Similarly, we saw symptom resolution in 58% of patients who had post-operative follow-up ranging from 3 weeks to 13.5 months. Symptom improvement following surgery was significantly greater in children presenting with bilious emesis. However, 30% were still symptomatic after surgery. This has been seen in other studies, with up to 40% of patients > 1 year having persistent symptoms post-operatively [3]. Many of these patients underwent additional work up of persistent symptoms and were given another diagnosis such as esophagitis, duodenal eosinophilia, dysmotility, gastroenteritis, constipation, cyclical vomiting, or inborn metabolism error. Our data suggest that the children who will benefit most from surgical intervention are those presenting with bilious emesis even though this is least common presenting symptom in older children. The most common presenting symptom identified in this study was vomiting not reported as bilious followed by abdominal pain, which led to further work-up and identification of malrotation. Based on the fact that all the patients in our study had some types of presenting symptom, even if atypical, we agree with others that patients who are symptomatic should undergo surgery due to the risk of a catastrophic event such as midgut volvulus, ischemic bowel, possible short bowel syndrome or even death [18]. There is still debate on operative intervention in asymptomatic patients as we do not know who is at the highest risk of volvulus in the absence of symptoms. However, the systematic review by Graziano et al. [15] gives a grade C recommendation based on level 3–4 evidence to consider operative intervention in younger asymptomatic patients but that observation may be appropriate in older asymptomatic patients, and an asymptomatic patient reliably diagnosed with atypical malrotation can be observed. Based on this and our study, we advocate for surgical correction of malrotation unless the risk of surgery outweighs the benefit, such as in an asymptomatic patient with major medical comorbidities.
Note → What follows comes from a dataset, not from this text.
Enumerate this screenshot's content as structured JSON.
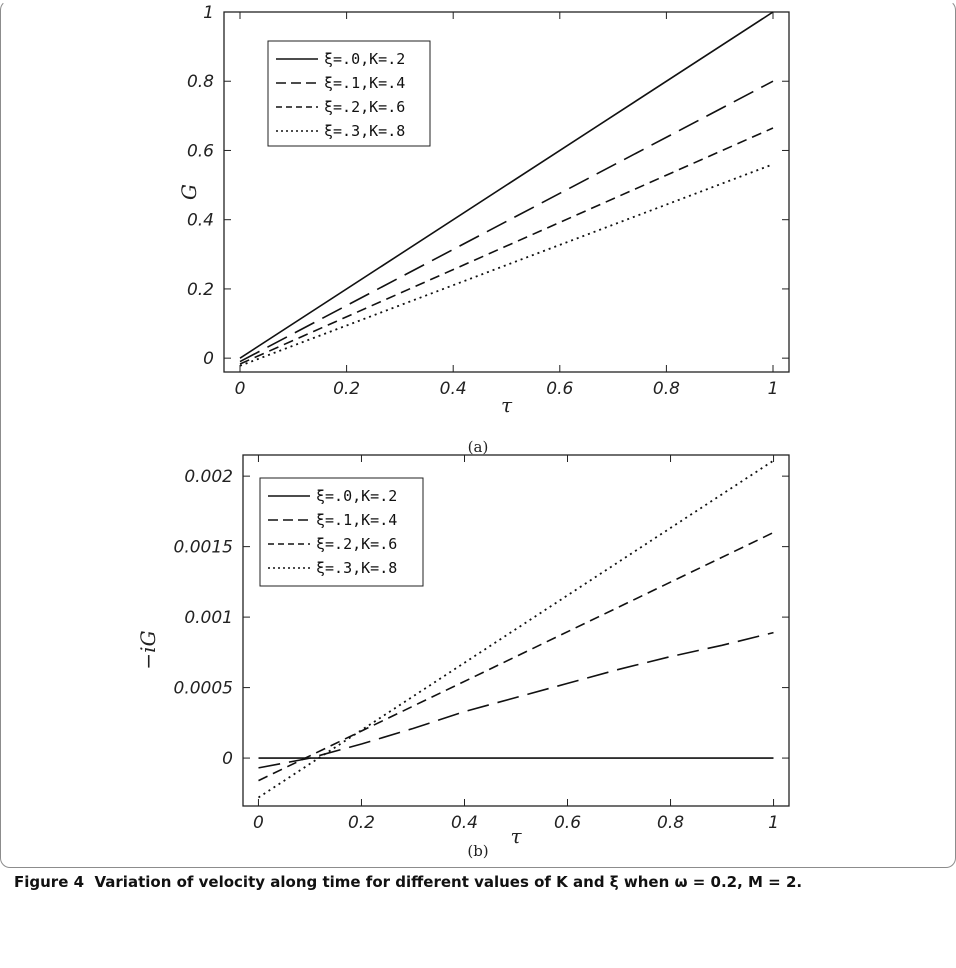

There are several limitations to our study, mainly the small patient population, retrospective nature, and short follow-up. Despite the small patient population, this is the largest single institution study to date of patients with malrotation over the age of 1 year. To improve the conclusions that can be drawn, a larger multicenter study with longer follow-up should be performed. However, our results are similar to previous studies on this topic and add to the body of evidence supporting the consideration of malrotation in older children with atypical symptoms, the use of UGI for diagnosis, and pursuance of surgical correction to alleviate these symptoms and avoid future intra-abdominal catastrophe.

Conclusion

Malrotation should be on the differential despite age of child given the variable clinical presentation. An UGI should be conducted first for a prompt diagnosis and surgical correction should be undertaken despite atypical presenting symptoms.